Moreover, i am thinking grad school as an option as well. Im not as nervous about my current condition getting in the way of my acceptance to a school, but I do imagine it will make a difference. I will need to set up a preliminary information gathering session with the program director and i want to be able to have her look at qualifications and why i deserve to be in the program rather than her look at me overweight and assume im lazy and that i wont work hard in grad school because i dont work hard to keep my body healthy. these are all real issues. Some people who have never dealt with being overweight do not realize how discrimintory people are - hell - i discriminated against heavy people when i was fit... So i know it happens. So theres that...

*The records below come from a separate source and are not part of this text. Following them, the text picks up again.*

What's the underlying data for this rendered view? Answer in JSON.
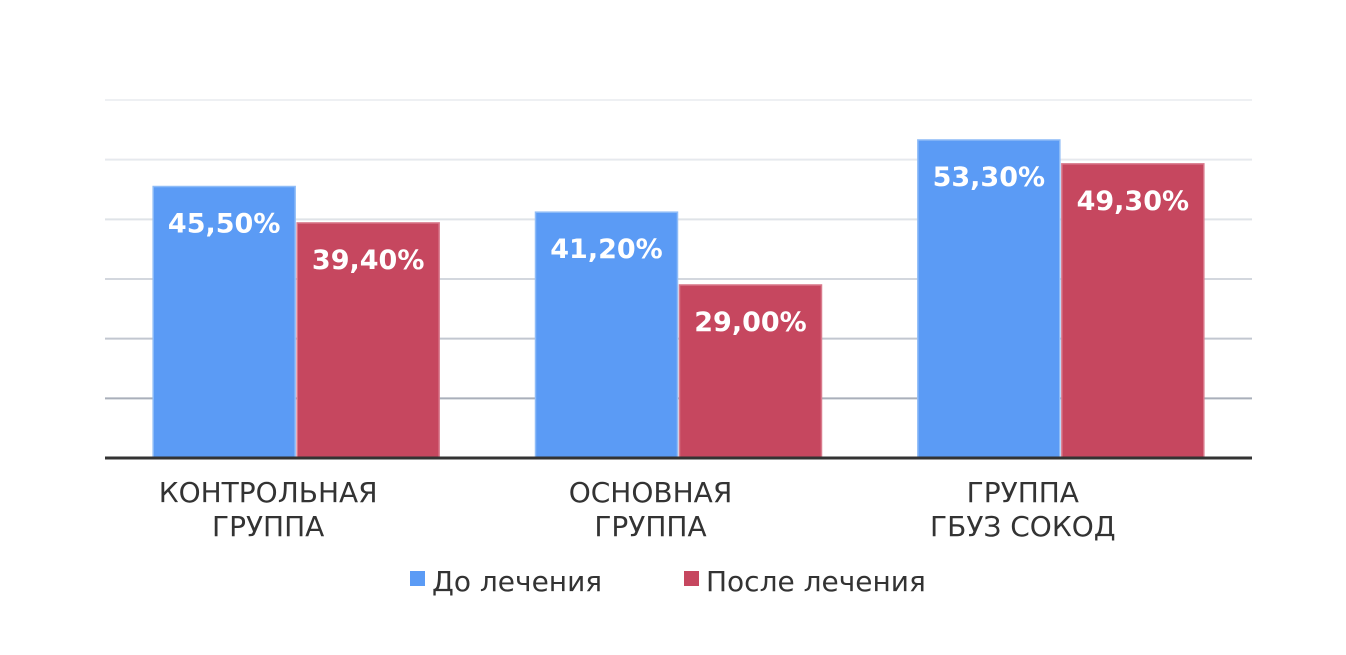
{
  "chart_data": {
    "type": "bar",
    "categories": [
      [
        "КОНТРОЛЬНАЯ",
        "ГРУППА"
      ],
      [
        "ОСНОВНАЯ",
        "ГРУППА"
      ],
      [
        "ГРУППА",
        "ГБУЗ СОКОД"
      ]
    ],
    "series": [
      {
        "name": "До лечения",
        "color": "#5b9bf5",
        "values": [
          45.5,
          41.2,
          53.3
        ],
        "labels": [
          "45,50%",
          "41,20%",
          "53,30%"
        ]
      },
      {
        "name": "После лечения",
        "color": "#c6475f",
        "values": [
          39.4,
          29.0,
          49.3
        ],
        "labels": [
          "39,40%",
          "29,00%",
          "49,30%"
        ]
      }
    ],
    "ylim": [
      0,
      60
    ],
    "grid": true,
    "legend": "bottom"
  }
}
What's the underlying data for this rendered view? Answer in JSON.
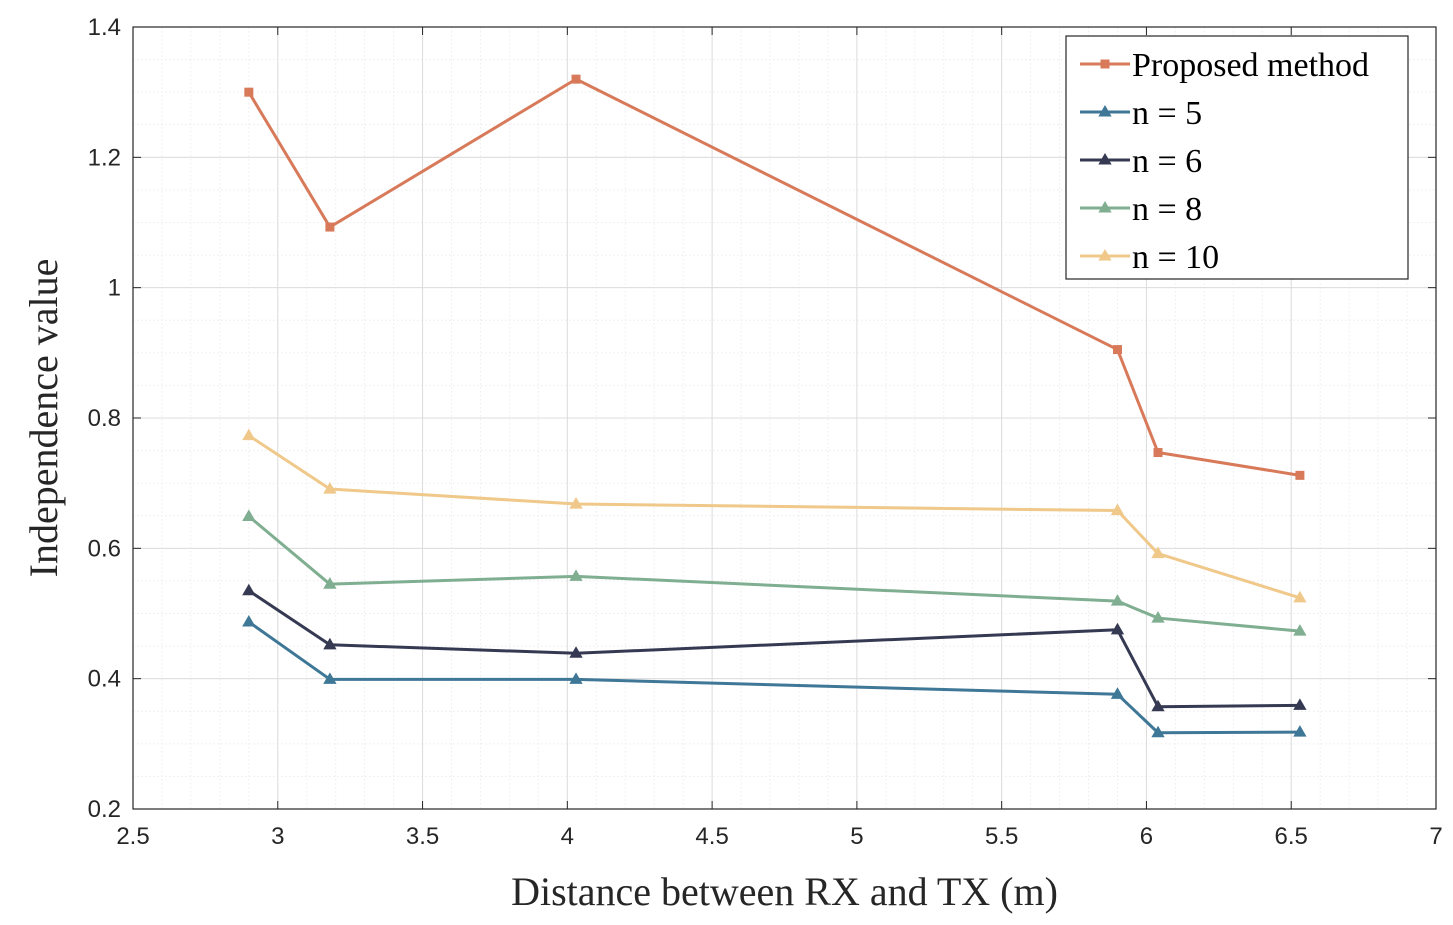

Funny story: some people really cannot wrap thier heads around why i am taking on fasting. At lunch the other day, a co-worker piped her two (non)cents in with, "Glime, why arent you eating, have you ever heard of going to the gym?" The entire lunch room burst with laughter - including people I would consider my confidants. Im not too sad over it - its not something that ruined my day, if anything I feel a little "above" them because ive managed to reach a higher level of self awareness and control that is only born from depriving one's self of a basic human need. Monks have been doing it for centuries in order to reach new levels of enlightenment and self-actualization. Its a pretty incredible experience. I think the misconception is that its all about the weight loss, and it is on some levels, but its more about being able to redifine myself and redifine my relationship with food. The poor relationship with food is what keeps me overweight so if i can redefine it then the lbs will shed off naturally and permanantly. Haters gonna hate.
New Goals: Now that I have accomplished my 3day/week fast, I now want to venture into some new terratory. As I mentioned earlier, exercising while fasting, and adding more hours to my fast - to 36 hours. I think i will do the exercise one first then on a non-exercise day, try for the longer hours. Will keep you posted! Happy Friday and Have a good Halloween!!